Fısıltıyla çıkan sesini duysalar bile bir şey demediler. Diyebilecek yetkide olmayışlarımıydı sebep yoksa denilecek tüm kelimeler de o on dakikanın kurbanı mıydı, bilmiyorlardı.
En fazla yedi dakika sürmüştü yol ama yetmiş seneye bedel bir zaman ağırlaşması yaşadı Asil.
Vücudunda güç namına zerre emare yoktu. Bir sis bulutunun altında, titreyen adımlar taşıyordu onu. Karısını girmesine müsade etmedikleri bir alana taşıdılar. Kucağında kızıyla kapının önüne çöktü öylece. İki yandan kayarak kapanan kapıda kaldı bakışları.
Yavrusunun yorgun vücudu uykuya direnemeyip durulduğunda bile hıçkırır gibi nefes alıyordu. Dudakları başına yaslandı. Gözlerinden sessizce akan yaşlar gırtlağının en acı veren kısmından hıçkırarak çıktı sanki. Omuzları sarsılmaya, kalbi korkudan çatlarcasına atmaya devam etti. Kızının yüzüne dökülen yaşlarını avucuyla silse bile yenilerinin akmasına engel olamıyordu.

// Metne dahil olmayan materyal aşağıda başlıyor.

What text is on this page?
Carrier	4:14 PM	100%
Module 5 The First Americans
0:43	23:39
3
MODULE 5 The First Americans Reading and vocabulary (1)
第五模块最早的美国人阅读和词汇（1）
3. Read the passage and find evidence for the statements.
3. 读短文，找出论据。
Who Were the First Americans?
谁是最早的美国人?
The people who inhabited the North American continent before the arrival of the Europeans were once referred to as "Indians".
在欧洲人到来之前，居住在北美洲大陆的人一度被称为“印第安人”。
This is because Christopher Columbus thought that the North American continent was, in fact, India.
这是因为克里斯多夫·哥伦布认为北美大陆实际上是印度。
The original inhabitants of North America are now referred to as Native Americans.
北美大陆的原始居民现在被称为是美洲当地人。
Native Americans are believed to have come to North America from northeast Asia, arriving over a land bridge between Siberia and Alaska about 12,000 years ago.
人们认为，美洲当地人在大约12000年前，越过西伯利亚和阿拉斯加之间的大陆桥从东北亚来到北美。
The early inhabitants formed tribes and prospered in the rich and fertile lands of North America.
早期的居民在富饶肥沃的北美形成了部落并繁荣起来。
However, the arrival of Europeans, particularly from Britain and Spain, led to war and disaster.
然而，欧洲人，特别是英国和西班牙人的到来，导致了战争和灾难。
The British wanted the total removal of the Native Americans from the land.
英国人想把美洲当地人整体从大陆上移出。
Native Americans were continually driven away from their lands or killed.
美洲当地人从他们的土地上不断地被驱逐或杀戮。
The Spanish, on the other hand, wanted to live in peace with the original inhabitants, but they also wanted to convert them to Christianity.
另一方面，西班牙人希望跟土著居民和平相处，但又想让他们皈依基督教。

Yanından geçenlerin ona nasıl acıyarak baktığından habersizdi. Ona yaklaşan hemşirelerin varlığını zerre hissetmiyordu. Canı öyle çok yanıyordu ki biri omurgasından aşağı kocaman bir yarık açsa göğsündeki sancıya yetişemezdi.
Uğraşmıştı. Gözünü o kadının üstünden bir an bile ayırmamıştı. Ama saf bir kötü değilseniz yetişemezsiniz. Hücrelerine kadar irinle dolu bir kalbin karşısında hep bir adım geridesiniz demektir. İçinizdeki iyi yan mutlaka geride bırakır sizi. Asla onlar kadar derin bir pisliği kalbinizde ağırlayamazsınız, asla onlar kadar yakıcı yaraları tehayyül edemezsiniz. Önlem alırsınız, yetişmek için çabalarsınız ama bilmediğiniz o karanlık evrenin sınırları nerede başlar nereye uzanır tahmin edemezsiniz. Asil Neslişah'a karşı surlar dikti ama Dursun Çaldıran gerçeğini düşünemedi.
İyi olmak, iyi kalmak ve iyi ölmek isteyen yanı, katran karası bir bataklıkta çırpınmaya başladı.
Kızının sürtünmekten soyulmuş elini koklayarak öptü. Züleyhanın vücudunda açılan yara, doktorun parmaklarına bulaşan kan onda iyiye dair ne varsa silip attı. Saf kötülüğün olmadığı dünyada saf iyilik de sonsuza kadar tutunamıyor. Birileri geliyor ve bir alimi, bir zalime vicdansızca çevirebiliyor.
Asilden bir zalim istedilerse bunu onlara verecekti. Adına ekledikleri o sıfatı lav olup üstlerine dökecekti. Şu saatten sonra annesine layık bir evlat olmak zerre umurunda değildi.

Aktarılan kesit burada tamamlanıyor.